Personal information
- Nationality: Finnish
- Full name: Timo Aulis Rautiainen
- Born: 13 November 1964 (age 61) Espoo, Finland

World Rally Championship record
- Active years: 1990, 1995–2007, 2009–2010, 2019
- Driver: Marcus Grönholm
- Teams: Toyota, Peugeot, Ford
- Rallies: 145
- Championships: 2 (2000, 2002)
- Rally wins: 30
- Podiums: 61
- Stage wins: 540
- First rally: 1990 1000 Lakes Rally
- First win: 2000 Swedish Rally
- Last win: 2007 Rally New Zealand
- Last rally: 2019 Rally Sweden

= Timo Rautiainen (co-driver) =

Finnish rally co-driver (born 1964)

Timo Aulis Rautiainen (born 13 November 1964) is a Finnish former rally co-driver. He is best known for co-driving for Marcus Grönholm from 1995 to 2007. Rautiainen and Grönholm drove for Peugeot (2000-05) and Ford (2006-07) in the World Rally Championship, and won 30 world rallies and two drivers' world championship titles together.

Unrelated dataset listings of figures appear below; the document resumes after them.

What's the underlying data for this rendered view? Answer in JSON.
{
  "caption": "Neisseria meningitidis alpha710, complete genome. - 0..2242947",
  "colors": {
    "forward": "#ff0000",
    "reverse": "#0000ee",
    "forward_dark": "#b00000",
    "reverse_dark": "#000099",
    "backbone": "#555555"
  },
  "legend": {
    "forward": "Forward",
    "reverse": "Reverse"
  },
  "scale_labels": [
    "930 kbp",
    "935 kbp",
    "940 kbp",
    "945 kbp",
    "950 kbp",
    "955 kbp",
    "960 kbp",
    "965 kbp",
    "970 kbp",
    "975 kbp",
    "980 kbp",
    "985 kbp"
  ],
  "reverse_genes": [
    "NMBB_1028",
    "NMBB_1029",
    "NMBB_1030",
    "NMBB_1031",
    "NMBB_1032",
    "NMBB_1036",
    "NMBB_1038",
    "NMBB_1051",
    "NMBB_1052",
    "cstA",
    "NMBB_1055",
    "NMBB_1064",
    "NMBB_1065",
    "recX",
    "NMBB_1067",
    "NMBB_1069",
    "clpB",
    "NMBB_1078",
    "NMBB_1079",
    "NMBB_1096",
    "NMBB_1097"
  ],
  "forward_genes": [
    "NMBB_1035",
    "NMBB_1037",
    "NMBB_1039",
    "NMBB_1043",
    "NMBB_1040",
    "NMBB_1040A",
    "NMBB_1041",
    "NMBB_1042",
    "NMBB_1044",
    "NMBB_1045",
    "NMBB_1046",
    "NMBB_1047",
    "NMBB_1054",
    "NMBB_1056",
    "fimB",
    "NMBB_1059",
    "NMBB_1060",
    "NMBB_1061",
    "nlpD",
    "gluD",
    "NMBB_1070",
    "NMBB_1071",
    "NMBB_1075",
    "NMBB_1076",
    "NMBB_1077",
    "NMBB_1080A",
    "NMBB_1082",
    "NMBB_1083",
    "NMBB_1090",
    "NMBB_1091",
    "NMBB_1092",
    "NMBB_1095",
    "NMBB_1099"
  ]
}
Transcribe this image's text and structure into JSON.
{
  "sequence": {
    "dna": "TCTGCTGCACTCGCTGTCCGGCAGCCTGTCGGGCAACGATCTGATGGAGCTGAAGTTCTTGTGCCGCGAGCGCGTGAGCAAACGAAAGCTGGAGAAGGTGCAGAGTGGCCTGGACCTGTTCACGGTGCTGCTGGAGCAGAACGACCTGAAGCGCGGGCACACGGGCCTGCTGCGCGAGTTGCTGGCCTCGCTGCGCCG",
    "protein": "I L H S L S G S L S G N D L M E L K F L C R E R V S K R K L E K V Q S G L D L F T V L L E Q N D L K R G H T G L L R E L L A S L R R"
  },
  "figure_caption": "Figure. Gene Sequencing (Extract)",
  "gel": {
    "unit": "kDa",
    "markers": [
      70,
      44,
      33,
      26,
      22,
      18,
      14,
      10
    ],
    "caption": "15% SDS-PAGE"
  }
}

Rautiainen is married to Grönholm's sister.

During his time with Grönholm at Peugeot, Rautiainen received an unusual injury during the 2004 edition of the Rally of Turkey when a loose metal rod from the track punctured his seat after Grönholm ran over it. The rod remained lodged for part of the remainder of the rally.

Rautiainen, along with Grönholm, appeared in the first season of Amazing Race Suomi where they finished fifth place.